What Skills Do I Need for the GED Math Test?
To do well on the GED Math test, you need to have a general understanding of numbers, their relationships to one another, measurements, geometry, data analysis and statistics, probability, patterns, functions, and algebra. In essence, to be successful on this test, you need to have the mathematical knowledge base that most highschool graduates have, and you need to know how to apply it to solve reallife problems.
The GED Math test provides a formula sheet for you to use during the test. Keep in mind that you may not need all the formulas provided, and you may not need a formula for every question. Part of the fun of math is knowing which formula to use for which problems and figuring out when you don’t need one at all.
The Math test assesses the following four areas.

Number operations and number sense: Surprise, surprise — these problems deal with numbers. Here’s a breakdown of the two topics in this category:

Number operations are the familiar actions you take in math problems and equations, such as addition, subtraction, multiplication, and division. You probably mastered these operations in grade school; now all you have to do is practice them.

Number sense is the ability to understand numbers. You’re expected to be able to recognize numbers (not a difficult task), know their relative values (that 5 is larger than 3, for example), and know how to use them (number operations). In addition, number sense includes the ability to estimate (or approximate) the result of number operations — which is always a handy skill on a timed test.


Measurement and geometry: Here, you get a chance to play with mathematical shapes and manipulate them in your head. You get to use the Pythagorean relationship (or theorem) to do all sorts of interesting calculations, and you get to use measurements to do things like find the volume of ice cream in a cone or the amount of paint you need to cover a wall.
If you relax, you can have fun with these questions and then maybe even use a lot of the knowledge in real life. This category breaks down into two topics:

Measurement involves area, volume, time, and the distance from here to there. Measurement of time is a good thing to know when taking any test because you want to make sure you run out of questions before you run out of time!

Geometry is the part of mathematics that deals with measurement. It also deals with relationships and properties of points, lines, angles, and planes. This branch of math requires you to draw, use, and understand diagrams.


Data analysis, statistics, and probability: If you pay attention and practice the concepts in this category, you’ll be able to think more clearly about the next political poll that shows that every representative of the party sponsoring the poll is good and all others are evil. This category breaks down into the following types:

Data analysis allows you to analyze data. You probably already practice this skill without realizing it. When you read about stock performance or lack of performance, calculate or read about baseball statistics, or figure out how many miles per gallon your car gets, you’re doing data analysis.

Statistics and probability are part of data analysis. Statistics is the interpretation of collections of random numbers and can be used to prove one thing or another; probability tells you how often an event is likely to happen.


Algebra, functions, and patterns: You most likely use these concepts in everyday life, although you may not know that you do.

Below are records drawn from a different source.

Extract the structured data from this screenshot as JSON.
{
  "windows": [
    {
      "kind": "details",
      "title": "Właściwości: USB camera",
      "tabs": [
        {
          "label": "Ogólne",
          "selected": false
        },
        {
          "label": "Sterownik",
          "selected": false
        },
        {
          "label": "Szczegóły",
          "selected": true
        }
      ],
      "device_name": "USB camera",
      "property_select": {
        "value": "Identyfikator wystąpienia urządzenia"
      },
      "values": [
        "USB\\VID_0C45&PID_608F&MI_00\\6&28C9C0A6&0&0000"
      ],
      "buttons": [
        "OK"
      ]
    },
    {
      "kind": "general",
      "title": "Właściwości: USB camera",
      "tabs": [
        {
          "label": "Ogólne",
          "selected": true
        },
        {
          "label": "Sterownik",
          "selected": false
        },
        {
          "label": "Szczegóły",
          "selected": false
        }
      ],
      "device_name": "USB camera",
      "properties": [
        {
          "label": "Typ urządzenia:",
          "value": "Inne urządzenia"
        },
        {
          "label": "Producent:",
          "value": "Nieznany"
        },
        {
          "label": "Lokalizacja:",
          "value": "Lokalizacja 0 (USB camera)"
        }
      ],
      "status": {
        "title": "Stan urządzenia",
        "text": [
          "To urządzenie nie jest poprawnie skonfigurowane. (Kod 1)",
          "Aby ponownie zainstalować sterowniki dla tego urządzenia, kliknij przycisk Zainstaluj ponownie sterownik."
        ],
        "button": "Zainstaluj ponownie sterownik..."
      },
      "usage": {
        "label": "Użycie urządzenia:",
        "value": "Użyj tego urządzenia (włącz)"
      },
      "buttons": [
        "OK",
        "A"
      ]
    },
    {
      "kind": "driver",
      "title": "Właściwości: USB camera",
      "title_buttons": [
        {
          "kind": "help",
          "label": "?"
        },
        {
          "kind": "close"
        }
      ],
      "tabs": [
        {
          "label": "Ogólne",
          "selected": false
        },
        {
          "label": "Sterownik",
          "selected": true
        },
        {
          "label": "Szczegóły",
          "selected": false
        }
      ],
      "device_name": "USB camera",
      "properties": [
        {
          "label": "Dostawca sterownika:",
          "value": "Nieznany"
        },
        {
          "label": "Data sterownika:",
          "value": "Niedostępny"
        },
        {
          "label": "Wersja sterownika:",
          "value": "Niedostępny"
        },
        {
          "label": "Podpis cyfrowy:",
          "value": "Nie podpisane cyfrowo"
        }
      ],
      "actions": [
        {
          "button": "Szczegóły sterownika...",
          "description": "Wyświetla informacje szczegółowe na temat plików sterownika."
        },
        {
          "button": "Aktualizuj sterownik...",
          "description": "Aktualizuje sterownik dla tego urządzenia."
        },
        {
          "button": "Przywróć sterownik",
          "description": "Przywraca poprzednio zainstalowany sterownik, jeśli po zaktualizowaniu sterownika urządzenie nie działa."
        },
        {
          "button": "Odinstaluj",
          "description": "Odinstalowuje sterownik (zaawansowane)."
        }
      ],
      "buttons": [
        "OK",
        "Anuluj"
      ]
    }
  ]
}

Here’s a breakdown of the three types in this category:

Algebra is a form of mathematics used to solve problems by using letters to represent unknown numbers, creating equations from the information given, and solving for the unknown numbers — thus, turning them into known numbers. If you ever said something like, “How much more does the $10 scarf cost than the $7.50 one?” you were really solving this equation: $7.50 + x = $10.00.

Functions are part of mathematics. They involve the concept that one number can be determined by its relationship with another. A dozen always consists of 12 units, for example. If you were buying two dozen eggs, you’d be buying 12 × 2 = 24 eggs.

Patterns are the predictable repeat of a situation. If someone told you the first four numbers in a pattern were 1, 2, 3, 4 and asked you what the next number was, you’d say “5” pretty fast. This simple pattern involves adding 1 to each number to get the next one. Most patterns are complicated, but, with some focus, you can figure out how to solve them.